I hesitated, then took out my phone and called her.
 
“Is anything wrong?” she asked.
 
“No. I just wanted to say that I love you and I’ll miss you.”
 
She laughed a little through her tears and told me to eat properly, sleep properly, study properly — the same things that she had already said over dinner and would probably say again the next time she came. When the call ended, I stared at the screen for a few seconds before putting the phone down.
 
The driver said, “My daughter also studies abroad.” He added, “In Korea. She goes to Yonsei.”
 
I laughed softly, almost out of disbelief. “Really?”
 
“Yes. So maybe I understand your mother better than you think.”
 
His face in the mirror showed a tired man who’d spent years driving under the Singapore sky, carrying strangers who would step in for a few minutes, then step out and disappear. Plastic stretched across the old seats in a wrinkled layer, worn smooth in some places and cracked in others. It crinkled as I shifted to get a better view of him in the mirror.
 
“When my daughter first left,” he said, “I thought missing her would only make life harder. But after some time, I came to understand that missing her also gave me strength. I wanted to work harder. I wanted to be useful. I wanted to make her life easier. Love can make you weak for a moment, but it teaches you how to be strong.”
 
I couldn’t answer right away. In the window, I could see my own reflection over the moving city, my face floating over the roads and buildings. I thought of my mother standing alone after the taxi left. I thought of my father in Korea, who always sounded strong and steady on the phone. I thought of the two of them growing older in increments, too slowly for me to notice until suddenly I’d find a few more gray hairs.
 
“When parents let their child go far away,” the taxi driver said, “they do it because they believe in the child. You must embody that faith properly.”
 
For a while, neither of us said anything else. The taxi turned toward the road leading closer to my campus. It felt like the conversation was over.
 
Then the driver reached forward with one hand, opened a small compartment near the dashboard and searched for something inside. When he found it, he handed it to me.
 
A one-dollar coin dropped into my palm. I looked at him, confused, and asked what it was.
 
“A gift.”
 
“For what?”
 
“Luck.”
 
I turned the coin over in my hand. I had never been given anything by a stranger before, certainly not after a conversation like this.

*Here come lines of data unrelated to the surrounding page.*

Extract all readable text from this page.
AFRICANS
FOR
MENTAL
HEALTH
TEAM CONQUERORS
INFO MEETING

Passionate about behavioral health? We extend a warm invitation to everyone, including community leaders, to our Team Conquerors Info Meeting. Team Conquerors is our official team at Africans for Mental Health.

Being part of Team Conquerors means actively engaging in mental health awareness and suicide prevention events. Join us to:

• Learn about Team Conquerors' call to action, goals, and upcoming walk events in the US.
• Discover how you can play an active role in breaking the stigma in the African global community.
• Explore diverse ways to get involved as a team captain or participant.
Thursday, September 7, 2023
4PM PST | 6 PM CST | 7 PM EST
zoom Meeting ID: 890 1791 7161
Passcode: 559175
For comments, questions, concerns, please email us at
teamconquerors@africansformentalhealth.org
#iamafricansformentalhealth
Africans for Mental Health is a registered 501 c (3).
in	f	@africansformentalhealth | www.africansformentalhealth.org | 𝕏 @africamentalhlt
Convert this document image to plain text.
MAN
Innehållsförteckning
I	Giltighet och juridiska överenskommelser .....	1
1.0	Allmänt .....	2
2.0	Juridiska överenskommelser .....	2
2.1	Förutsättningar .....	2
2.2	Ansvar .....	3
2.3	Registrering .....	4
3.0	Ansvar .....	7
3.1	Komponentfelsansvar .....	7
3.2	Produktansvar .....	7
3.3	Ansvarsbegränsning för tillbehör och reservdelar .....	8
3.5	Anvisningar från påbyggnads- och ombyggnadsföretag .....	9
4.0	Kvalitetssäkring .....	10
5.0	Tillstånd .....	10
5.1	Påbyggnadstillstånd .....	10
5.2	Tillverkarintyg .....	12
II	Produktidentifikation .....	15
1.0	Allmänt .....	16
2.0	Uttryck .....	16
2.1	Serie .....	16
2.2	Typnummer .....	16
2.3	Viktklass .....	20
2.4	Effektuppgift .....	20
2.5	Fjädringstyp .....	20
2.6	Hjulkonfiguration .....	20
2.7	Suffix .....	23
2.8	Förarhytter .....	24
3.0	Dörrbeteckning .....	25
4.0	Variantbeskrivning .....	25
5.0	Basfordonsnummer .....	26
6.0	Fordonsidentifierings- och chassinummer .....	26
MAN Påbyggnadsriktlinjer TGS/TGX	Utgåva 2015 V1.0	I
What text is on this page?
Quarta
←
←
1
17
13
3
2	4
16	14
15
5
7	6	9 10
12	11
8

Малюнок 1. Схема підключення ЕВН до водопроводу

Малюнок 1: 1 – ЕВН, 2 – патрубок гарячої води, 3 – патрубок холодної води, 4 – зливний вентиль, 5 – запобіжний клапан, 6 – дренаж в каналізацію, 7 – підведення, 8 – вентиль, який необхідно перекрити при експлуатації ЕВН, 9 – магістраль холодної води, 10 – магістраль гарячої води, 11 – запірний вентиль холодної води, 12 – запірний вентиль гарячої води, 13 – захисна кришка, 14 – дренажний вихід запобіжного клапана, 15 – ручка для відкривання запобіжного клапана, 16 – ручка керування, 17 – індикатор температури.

A one-dollar coin that a student received from a taxi driver [YOON JUNGHOON]

A one-dollar coin that a student received from a taxi driver [YOON JUNGHOON]

 
“Thank you,” I said.
 
He shrugged, seemingly self-conscious and embarrassed by the emotion in my voice. “Study well,” he said.
 
The school gates came into view. The taxi slowed and rolled inside. I stepped out and stood there for a moment, watching the taxi disappear between the trees. Then I put the coin in my pocket.